Hyperbole is a figure of speech in which the author uses intentional exaggeration or overstatement.
- If you want your steak very rare, you'd be using hyperbole if you asked the waitress to bring you "a T'bone that's still mooing."
- If you spend a long day at the beach with no sunblock, your mother might take a look at you and exclaim, "You're totally fried!"
- If you wreck your dad's car, you might say you'd "rather swallow a pound of nails than tell him what happened."
Ask
What are some other ways you could express these three thoughts using hyperbole intentional exaggeration?
We are all subjected to hyperbole every day in the form of advertising and other appeals to get us to act in a certain way, or change our way of thinking.
- "Gun prohibitionists have declared a civil war on law-abiding firearms owners...It's a naked attempt to strip the next generation of the Second Amendment to the U. S. Constitution." (Marion P. Hammer, NRA President)
- "The truth is, this relationship could last longer that most marriages...He hangs on your every word--he has excellent taste." (cat-food advertisement)
All these are examples of hyperbole.

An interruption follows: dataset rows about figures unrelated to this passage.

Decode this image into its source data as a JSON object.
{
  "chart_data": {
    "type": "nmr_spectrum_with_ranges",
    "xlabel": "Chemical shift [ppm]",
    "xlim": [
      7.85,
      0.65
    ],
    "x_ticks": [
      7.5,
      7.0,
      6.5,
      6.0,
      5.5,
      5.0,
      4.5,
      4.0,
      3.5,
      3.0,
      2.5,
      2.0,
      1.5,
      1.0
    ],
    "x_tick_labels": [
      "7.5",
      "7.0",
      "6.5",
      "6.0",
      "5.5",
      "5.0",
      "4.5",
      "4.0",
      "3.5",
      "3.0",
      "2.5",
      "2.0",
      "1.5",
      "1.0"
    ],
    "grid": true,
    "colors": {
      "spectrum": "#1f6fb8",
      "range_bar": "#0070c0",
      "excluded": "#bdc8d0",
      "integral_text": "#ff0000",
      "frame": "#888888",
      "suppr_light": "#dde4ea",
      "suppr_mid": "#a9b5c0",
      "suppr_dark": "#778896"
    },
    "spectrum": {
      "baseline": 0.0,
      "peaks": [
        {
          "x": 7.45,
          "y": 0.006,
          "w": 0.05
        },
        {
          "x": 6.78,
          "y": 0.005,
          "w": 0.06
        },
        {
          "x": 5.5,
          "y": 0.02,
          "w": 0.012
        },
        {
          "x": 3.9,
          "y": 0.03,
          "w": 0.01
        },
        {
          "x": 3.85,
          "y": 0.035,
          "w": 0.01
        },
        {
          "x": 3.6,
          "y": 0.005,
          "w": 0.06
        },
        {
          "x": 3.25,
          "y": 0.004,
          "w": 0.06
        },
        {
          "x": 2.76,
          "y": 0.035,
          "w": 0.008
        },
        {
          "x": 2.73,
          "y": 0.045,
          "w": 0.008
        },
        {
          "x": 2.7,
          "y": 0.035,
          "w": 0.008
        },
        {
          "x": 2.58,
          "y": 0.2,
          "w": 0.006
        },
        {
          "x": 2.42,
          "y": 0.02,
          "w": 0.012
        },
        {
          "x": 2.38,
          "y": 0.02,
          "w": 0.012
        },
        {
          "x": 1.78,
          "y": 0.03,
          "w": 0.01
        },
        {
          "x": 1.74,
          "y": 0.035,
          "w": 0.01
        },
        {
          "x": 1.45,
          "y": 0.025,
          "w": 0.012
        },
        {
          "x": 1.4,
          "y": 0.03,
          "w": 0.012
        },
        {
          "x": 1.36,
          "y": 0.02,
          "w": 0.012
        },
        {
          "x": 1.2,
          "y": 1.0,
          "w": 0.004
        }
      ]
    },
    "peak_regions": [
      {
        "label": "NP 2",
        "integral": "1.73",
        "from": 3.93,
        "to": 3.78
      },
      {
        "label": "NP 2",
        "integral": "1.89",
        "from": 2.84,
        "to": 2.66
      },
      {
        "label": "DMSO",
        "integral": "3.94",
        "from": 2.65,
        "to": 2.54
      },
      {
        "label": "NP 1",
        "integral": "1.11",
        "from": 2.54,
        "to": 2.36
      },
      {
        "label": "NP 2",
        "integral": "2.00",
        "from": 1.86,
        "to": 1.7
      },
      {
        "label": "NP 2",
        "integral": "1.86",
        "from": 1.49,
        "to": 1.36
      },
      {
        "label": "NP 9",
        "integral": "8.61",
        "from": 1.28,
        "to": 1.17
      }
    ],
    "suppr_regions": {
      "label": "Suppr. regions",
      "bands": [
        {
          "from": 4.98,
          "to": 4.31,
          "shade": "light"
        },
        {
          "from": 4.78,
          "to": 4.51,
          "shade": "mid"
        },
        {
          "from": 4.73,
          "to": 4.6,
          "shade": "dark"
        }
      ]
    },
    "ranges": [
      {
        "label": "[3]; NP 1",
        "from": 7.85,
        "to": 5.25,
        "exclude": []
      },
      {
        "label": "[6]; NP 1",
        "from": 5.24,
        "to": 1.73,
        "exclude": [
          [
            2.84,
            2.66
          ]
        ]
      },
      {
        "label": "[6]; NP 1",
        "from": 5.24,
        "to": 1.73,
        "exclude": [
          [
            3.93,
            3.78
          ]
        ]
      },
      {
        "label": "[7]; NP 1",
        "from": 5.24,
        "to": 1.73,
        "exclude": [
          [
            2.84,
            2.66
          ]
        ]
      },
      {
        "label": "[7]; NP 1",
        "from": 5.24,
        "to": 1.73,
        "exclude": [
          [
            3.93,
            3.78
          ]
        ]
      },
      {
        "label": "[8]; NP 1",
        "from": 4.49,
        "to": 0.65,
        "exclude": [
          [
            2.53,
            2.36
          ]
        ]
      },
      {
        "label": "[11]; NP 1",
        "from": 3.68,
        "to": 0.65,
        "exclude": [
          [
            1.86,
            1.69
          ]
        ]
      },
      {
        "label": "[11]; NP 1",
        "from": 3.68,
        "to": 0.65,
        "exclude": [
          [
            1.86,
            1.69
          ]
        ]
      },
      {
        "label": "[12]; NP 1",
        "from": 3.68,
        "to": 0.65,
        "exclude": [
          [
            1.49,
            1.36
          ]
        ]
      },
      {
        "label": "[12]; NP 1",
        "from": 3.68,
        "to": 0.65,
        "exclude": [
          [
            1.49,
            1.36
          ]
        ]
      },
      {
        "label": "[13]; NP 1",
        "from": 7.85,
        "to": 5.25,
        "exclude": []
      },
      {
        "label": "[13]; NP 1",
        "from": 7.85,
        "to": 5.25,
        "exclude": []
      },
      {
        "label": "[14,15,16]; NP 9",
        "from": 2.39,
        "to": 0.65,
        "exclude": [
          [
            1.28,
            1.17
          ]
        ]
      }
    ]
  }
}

We come in contact with it everyday of our lives. So when we are writing books with dialect. It makes it all the more realistic when we use hyperbole in our novels, because it is a common way of making a point. Exaggeration is part of a normal conversation. So when we use it in our novels. It not only draws in the readers in but makes them relate to the characters. Hyperbole is an important part in literature. And by learning about it and other forms of literature as in similes, metaphors, flashbacks, foreshadowing, and etcetera. We are creating a true piece of literature. Thanks for reading, hope you enjoyed!